Van Hanegem continuou firme no futebol, fora de campo. Em 1984, de mero membro da comissão técnica, virou auxiliar técnico do Feyenoord. Ficou assim até 1990, quando iniciou a carreira de treinador, no amador USV Holland. No ano seguinte, mais uma vez foi auxiliar, no hoje extinto Wageningen. Pareciam apenas preparativos para sua grande chance: em 1992, ele voltou ao Feyenoord, para ser treinador. E se já sobravam motivos para a fanática torcida o idolatrar dentro de campo, ele os deu fora também: em sua primeira temporada no comando do time, 1992/93, Van Hanegem comandou um Feyenoord campeão holandês após nove anos de jejum, com destaques como Ed de Goey, John de Wolf e Gaston Taument. Ainda veio o bicampeonato da Copa da Holanda (1993/94 e 1994/95).

Van Hanegem só deixou o Feyenoord em 1995. Passou pouco tempo no Al-Hilal saudita e logo voltou à Holanda. Treinando o AZ entre 1997 e 1999, teve o último título na carreira: a segunda divisão holandesa, em 1997/98. Desde então, aos poucos foi diminuindo a intensidade de seu papel. Voltou a ser auxiliar - no caso, da seleção holandesa, sendo o braço-direito de Dick Advocaat na segunda passagem deste pela Laranja, entre 2002 e 2004, culminada na Euro disputada em Portugal. Teve ainda uma derradeira passagem pelo Utrecht, entre 2007 e 2008.
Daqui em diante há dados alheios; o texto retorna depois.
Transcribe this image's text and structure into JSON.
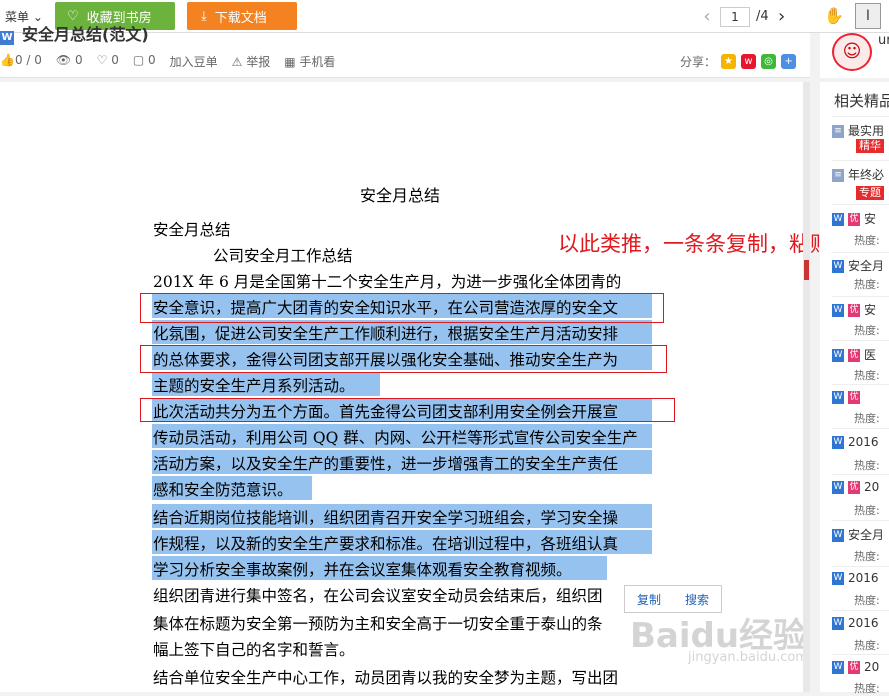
{
  "toolbar": {
    "menu_label": "菜单",
    "fav_label": "收藏到书房",
    "download_label": "下载文档",
    "page_current": "1",
    "page_total": "/4"
  },
  "docbar": {
    "title": "安全月总结(范文)",
    "likes": "0 / 0",
    "views": "0",
    "favs": "0",
    "comments": "0",
    "add_douban": "加入豆单",
    "report": "举报",
    "mobile": "手机看",
    "share_label": "分享："
  },
  "user": {
    "name": "ur"
  },
  "document": {
    "heading": "安全月总结",
    "lines": [
      "安全月总结",
      "公司安全月工作总结",
      "201X 年 6 月是全国第十二个安全生产月，为进一步强化全体团青的",
      "安全意识，提高广大团青的安全知识水平，在公司营造浓厚的安全文",
      "化氛围，促进公司安全生产工作顺利进行，根据安全生产月活动安排",
      "的总体要求，金得公司团支部开展以强化安全基础、推动安全生产为",
      "主题的安全生产月系列活动。",
      "此次活动共分为五个方面。首先金得公司团支部利用安全例会开展宣",
      "传动员活动，利用公司 QQ 群、内网、公开栏等形式宣传公司安全生产",
      "活动方案，以及安全生产的重要性，进一步增强青工的安全生产责任",
      "感和安全防范意识。",
      "结合近期岗位技能培训，组织团青召开安全学习班组会，学习安全操",
      "作规程，以及新的安全生产要求和标准。在培训过程中，各班组认真",
      "学习分析安全事故案例，并在会议室集体观看安全教育视频。",
      "组织团青进行集中签名，在公司会议室安全动员会结束后，组织团",
      "集体在标题为安全第一预防为主和安全高于一切安全重于泰山的条",
      "幅上签下自己的名字和誓言。",
      "结合单位安全生产中心工作，动员团青以我的安全梦为主题，写出团"
    ]
  },
  "annotation": "以此类推，一条条复制，粘贴",
  "popup": {
    "copy": "复制",
    "search": "搜索"
  },
  "watermark": {
    "text": "Baidu经验",
    "url": "jingyan.baidu.com"
  },
  "sidebar": {
    "title": "相关精品",
    "items": [
      {
        "label": "最实用",
        "badge": "精华",
        "hot": ""
      },
      {
        "label": "年终必",
        "badge": "专题",
        "hot": ""
      },
      {
        "label": "安",
        "badge": "",
        "hot": "热度:"
      },
      {
        "label": "安全月",
        "badge": "",
        "hot": "热度:"
      },
      {
        "label": "安",
        "badge": "",
        "hot": "热度:"
      },
      {
        "label": "医",
        "badge": "",
        "hot": "热度:"
      },
      {
        "label": "",
        "badge": "",
        "hot": "热度:"
      },
      {
        "label": "2016",
        "badge": "",
        "hot": "热度:"
      },
      {
        "label": "20",
        "badge": "",
        "hot": "热度:"
      },
      {
        "label": "安全月",
        "badge": "",
        "hot": "热度:"
      },
      {
        "label": "2016",
        "badge": "",
        "hot": "热度:"
      },
      {
        "label": "2016",
        "badge": "",
        "hot": "热度:"
      },
      {
        "label": "20",
        "badge": "",
        "hot": "热度:"
      }
    ]
  },
  "colors": {
    "green": "#6cb33e",
    "orange": "#f58220",
    "highlight": "#3e8fe0",
    "red": "#d9191f"
  }
}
Mas depois disso, preferiu ficar como o observador ácido que é, colunista do jornal Algemeen Dagblad e comentarista esporádico da emissora de tevê a cabo Ziggo Sport. Às vezes, Van Hanegem dá mostras de sua irritação sem rodeios - em 2015, quando a Holanda ficou fora da Euro, criticou duramente o comportamento de Memphis Depay, para ele mais preocupado com vestuário do que com o futebol.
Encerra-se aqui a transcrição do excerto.